The settlement is recorded in the 12th century as Chicksgrove and a nearby settlement as Stoford; Chicksgrove was first recorded as Lower Chicksgrove and Stoford as Upper Chicksgrove in the later 19th century. Most of the settlement at Lower Chicksgrove in the later 18th century was along a north–south lane, west of the crossing of the Tisbury-Fovant and Chilmark-Ebbesbourne Wake roads, where the farmsteads belonging to Tisbury manor stood.

Chicksgrove Manor, which is the largest of these to survive, is said to have been occupied by the Davies family from the 16th to 18th centuries, and was the birthplace of the lawyer, poet, and political writer Sir John Davies (1569-1626) who became Attorney General of Ireland. The Grade II* listed manor house, in rubble stone under a thatched roof, has 14th-century origins.

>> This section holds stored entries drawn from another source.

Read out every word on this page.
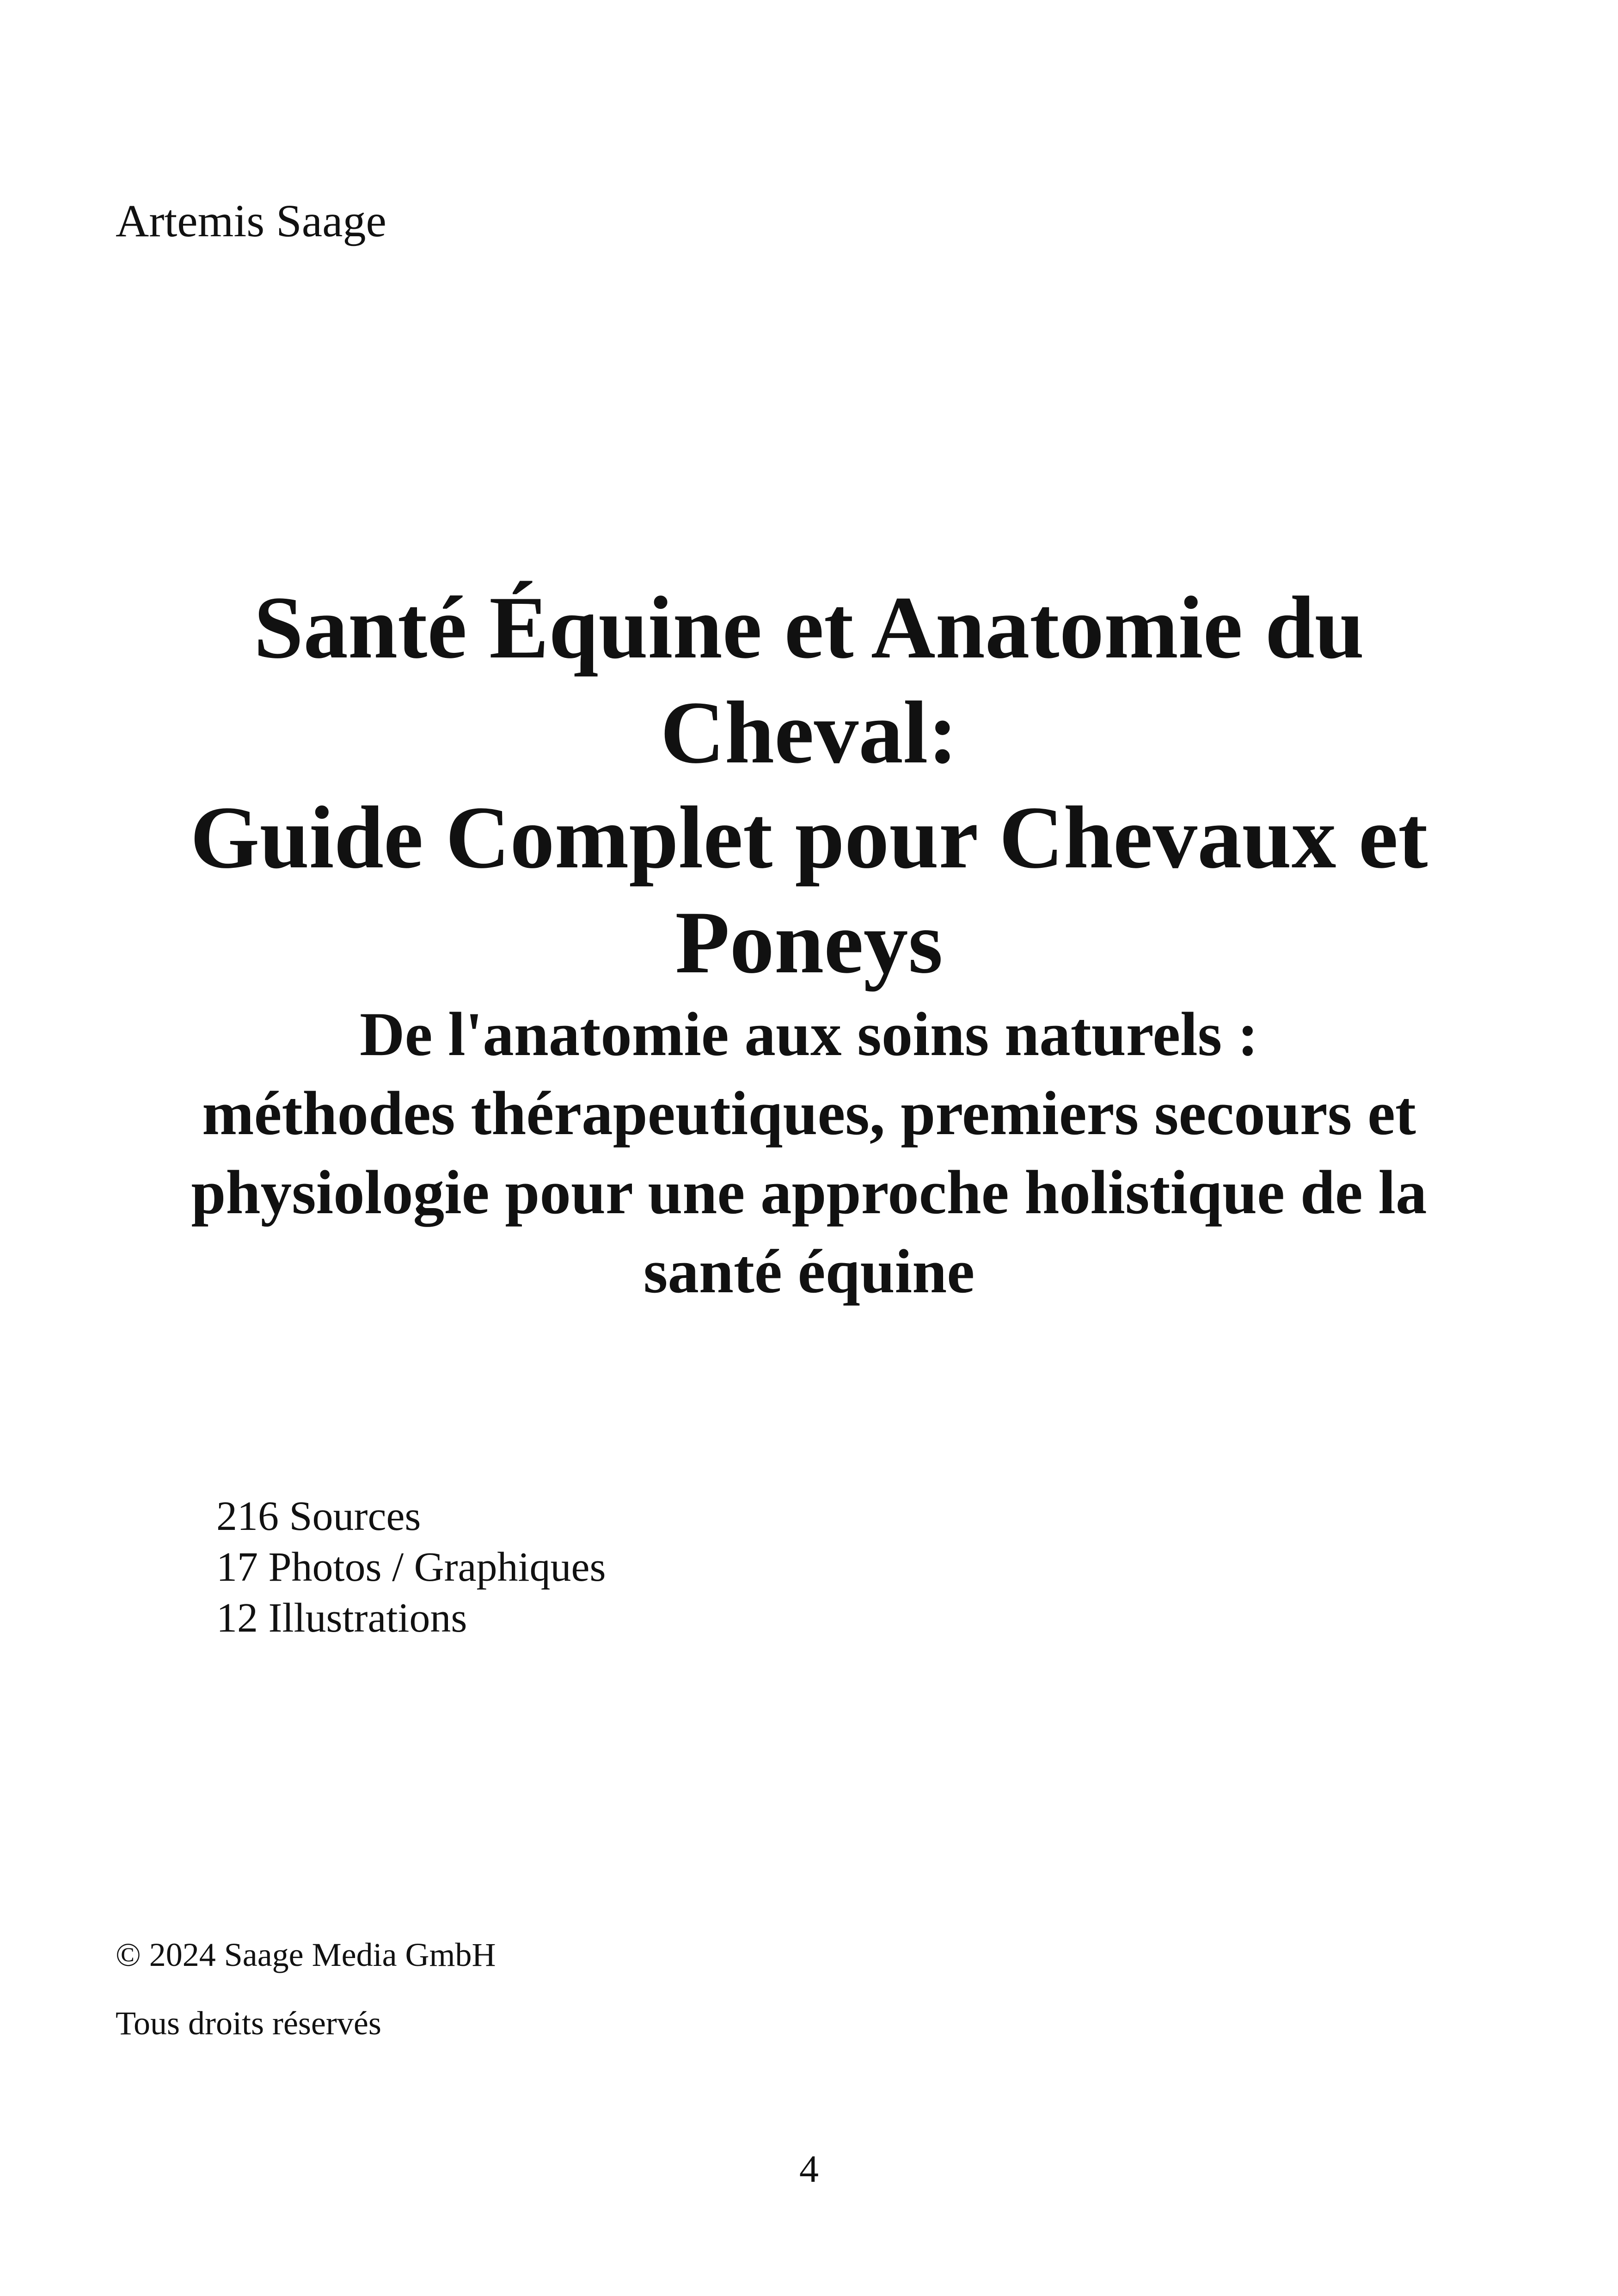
Artemis Saage
Santé Équine et Anatomie du
Cheval:
Guide Complet pour Chevaux et
Poneys
De l'anatomie aux soins naturels :
méthodes thérapeutiques, premiers secours et
physiologie pour une approche holistique de la
santé équine
216 Sources
17 Photos / Graphiques
12 Illustrations
© 2024 Saage Media GmbH
Tous droits réservés
4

For local government purposes, Lower Chicksgrove is part of the civil parish of Sutton Mandeville, having been transferred from Tisbury parish in 1986.

Chicksgrove Quarry, a quarry south of the river extracting Chilmark stone, was part of Chicksgrove manor but is now in Tisbury parish.

The 2009 film Morris: A Life with Bells On was partly filmed at the Compasses Inn which is south of the river, on the road to Sutton Mandeville in a hamlet marked on some maps as Chicksgrove.